To look to the heavens, the SOFIA observatory takes to the skies.

Whereas telescope builders trying to give astronomers a clear look at the skies generally seek out arid mountaintops, where atmospheric distortion is minimal, a new telescope mounted on the side of a Boeing 747 does them one better. The 2.5-meter telescope built by NASA and the German Aerospace Center can climb as high as 13,700 meters to escape the atmosphere’s deleterious effects. Those altitudes allow the Stratospheric Observatory for Infrared Astronomy, or SOFIA, to rise above more than 99 percent of the atmosphere's distorting water vapor. As it traverses the skies, SOFIA stays fixed on a target with the help of stabilizing, fiber-optic gyroscopes.

The observatory first took flight in 2010, and now science from those early observing runs has entered peer-reviewed literature. The Astrophysical Journal Letters has published a special April 20 issue that includes eight studies presenting SOFIA's early science. Among them is a new look at Messier 82 (M82), a galaxy 12 million light-years away in the constellation Ursa Major.

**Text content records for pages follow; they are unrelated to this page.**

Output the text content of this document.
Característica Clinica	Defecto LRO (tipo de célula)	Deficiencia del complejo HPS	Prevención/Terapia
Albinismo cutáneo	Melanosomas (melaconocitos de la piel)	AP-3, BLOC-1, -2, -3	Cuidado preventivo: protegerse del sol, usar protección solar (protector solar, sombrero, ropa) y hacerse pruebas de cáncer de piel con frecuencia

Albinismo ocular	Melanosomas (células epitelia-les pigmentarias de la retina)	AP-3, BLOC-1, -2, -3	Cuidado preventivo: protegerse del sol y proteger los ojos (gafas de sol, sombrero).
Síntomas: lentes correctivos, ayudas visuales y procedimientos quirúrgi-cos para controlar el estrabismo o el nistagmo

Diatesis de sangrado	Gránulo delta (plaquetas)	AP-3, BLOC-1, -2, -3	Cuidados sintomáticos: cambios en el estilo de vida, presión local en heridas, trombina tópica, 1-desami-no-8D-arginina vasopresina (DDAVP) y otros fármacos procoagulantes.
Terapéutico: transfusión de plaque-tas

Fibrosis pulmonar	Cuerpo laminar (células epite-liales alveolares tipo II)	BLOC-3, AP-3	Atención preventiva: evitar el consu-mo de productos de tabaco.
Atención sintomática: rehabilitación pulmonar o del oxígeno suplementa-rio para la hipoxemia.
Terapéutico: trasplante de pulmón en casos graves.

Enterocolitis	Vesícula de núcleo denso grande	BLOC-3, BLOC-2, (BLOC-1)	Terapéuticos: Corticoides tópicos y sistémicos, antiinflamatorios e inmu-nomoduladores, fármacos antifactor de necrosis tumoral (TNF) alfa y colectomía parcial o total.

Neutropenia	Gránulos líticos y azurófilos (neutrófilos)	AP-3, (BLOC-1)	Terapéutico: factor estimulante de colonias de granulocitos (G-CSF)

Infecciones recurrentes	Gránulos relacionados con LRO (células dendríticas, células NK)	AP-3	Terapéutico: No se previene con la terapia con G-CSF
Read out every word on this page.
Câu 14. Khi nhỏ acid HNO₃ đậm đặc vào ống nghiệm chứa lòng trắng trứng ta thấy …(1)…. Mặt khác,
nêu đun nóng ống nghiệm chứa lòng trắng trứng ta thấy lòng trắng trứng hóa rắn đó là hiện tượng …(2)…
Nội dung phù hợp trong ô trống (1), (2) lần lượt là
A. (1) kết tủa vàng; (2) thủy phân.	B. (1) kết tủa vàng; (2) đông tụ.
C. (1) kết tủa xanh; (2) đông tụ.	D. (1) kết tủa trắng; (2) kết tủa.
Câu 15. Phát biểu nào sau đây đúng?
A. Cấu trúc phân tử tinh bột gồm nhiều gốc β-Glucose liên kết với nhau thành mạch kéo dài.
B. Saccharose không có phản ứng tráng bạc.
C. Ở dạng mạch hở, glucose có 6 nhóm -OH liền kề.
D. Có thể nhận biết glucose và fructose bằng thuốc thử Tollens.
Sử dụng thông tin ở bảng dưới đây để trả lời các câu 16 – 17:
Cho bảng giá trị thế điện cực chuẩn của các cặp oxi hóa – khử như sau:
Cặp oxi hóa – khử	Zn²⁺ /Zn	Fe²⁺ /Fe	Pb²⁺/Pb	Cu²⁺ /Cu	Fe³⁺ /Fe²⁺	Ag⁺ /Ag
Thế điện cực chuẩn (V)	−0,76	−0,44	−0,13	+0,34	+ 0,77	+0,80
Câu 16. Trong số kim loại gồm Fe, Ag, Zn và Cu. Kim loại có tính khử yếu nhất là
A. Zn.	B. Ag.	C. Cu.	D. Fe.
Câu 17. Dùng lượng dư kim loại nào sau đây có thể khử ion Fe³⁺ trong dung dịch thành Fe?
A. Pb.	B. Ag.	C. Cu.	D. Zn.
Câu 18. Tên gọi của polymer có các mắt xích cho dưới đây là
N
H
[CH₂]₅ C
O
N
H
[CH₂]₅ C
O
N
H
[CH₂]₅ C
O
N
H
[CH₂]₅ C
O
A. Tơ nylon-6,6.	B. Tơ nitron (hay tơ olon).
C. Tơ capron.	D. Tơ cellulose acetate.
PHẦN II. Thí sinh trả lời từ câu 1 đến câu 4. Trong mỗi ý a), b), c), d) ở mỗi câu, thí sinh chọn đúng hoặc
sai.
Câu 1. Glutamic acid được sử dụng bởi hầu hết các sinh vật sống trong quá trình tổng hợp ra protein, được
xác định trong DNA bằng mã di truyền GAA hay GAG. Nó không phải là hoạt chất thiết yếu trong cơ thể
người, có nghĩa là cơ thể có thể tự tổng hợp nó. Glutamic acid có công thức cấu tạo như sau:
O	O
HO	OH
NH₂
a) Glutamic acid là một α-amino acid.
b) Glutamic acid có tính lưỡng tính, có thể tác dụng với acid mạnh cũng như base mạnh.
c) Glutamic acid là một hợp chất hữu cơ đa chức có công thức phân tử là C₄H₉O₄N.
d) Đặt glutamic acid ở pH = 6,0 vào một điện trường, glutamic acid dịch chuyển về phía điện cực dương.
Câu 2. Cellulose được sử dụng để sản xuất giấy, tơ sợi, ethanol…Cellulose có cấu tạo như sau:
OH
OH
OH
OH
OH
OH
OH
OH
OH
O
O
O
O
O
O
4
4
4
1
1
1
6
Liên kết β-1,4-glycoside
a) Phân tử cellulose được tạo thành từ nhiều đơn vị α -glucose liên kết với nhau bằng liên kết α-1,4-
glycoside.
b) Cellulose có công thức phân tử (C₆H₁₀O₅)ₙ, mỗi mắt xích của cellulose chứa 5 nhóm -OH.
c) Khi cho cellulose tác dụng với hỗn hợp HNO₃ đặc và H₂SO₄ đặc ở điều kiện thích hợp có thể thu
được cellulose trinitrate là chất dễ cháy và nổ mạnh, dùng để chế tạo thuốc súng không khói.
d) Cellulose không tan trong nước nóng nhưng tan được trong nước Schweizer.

The photo inset above shows M82 as it looks at a wavelength of 7.7 microns, in the mid-infrared. (A micron is one millionth of a meter.) M82 is a bright object in the infrared—it is currently undergoing a burst of star formation, initiated a few tens of millions of years ago by an encounter with a nearby galaxy. The star-forming cluster at the center of the galaxy appears to be ringed by gas, the position of which aligns roughly with the central bright spot in the image and with the secondary bright spot just to the left.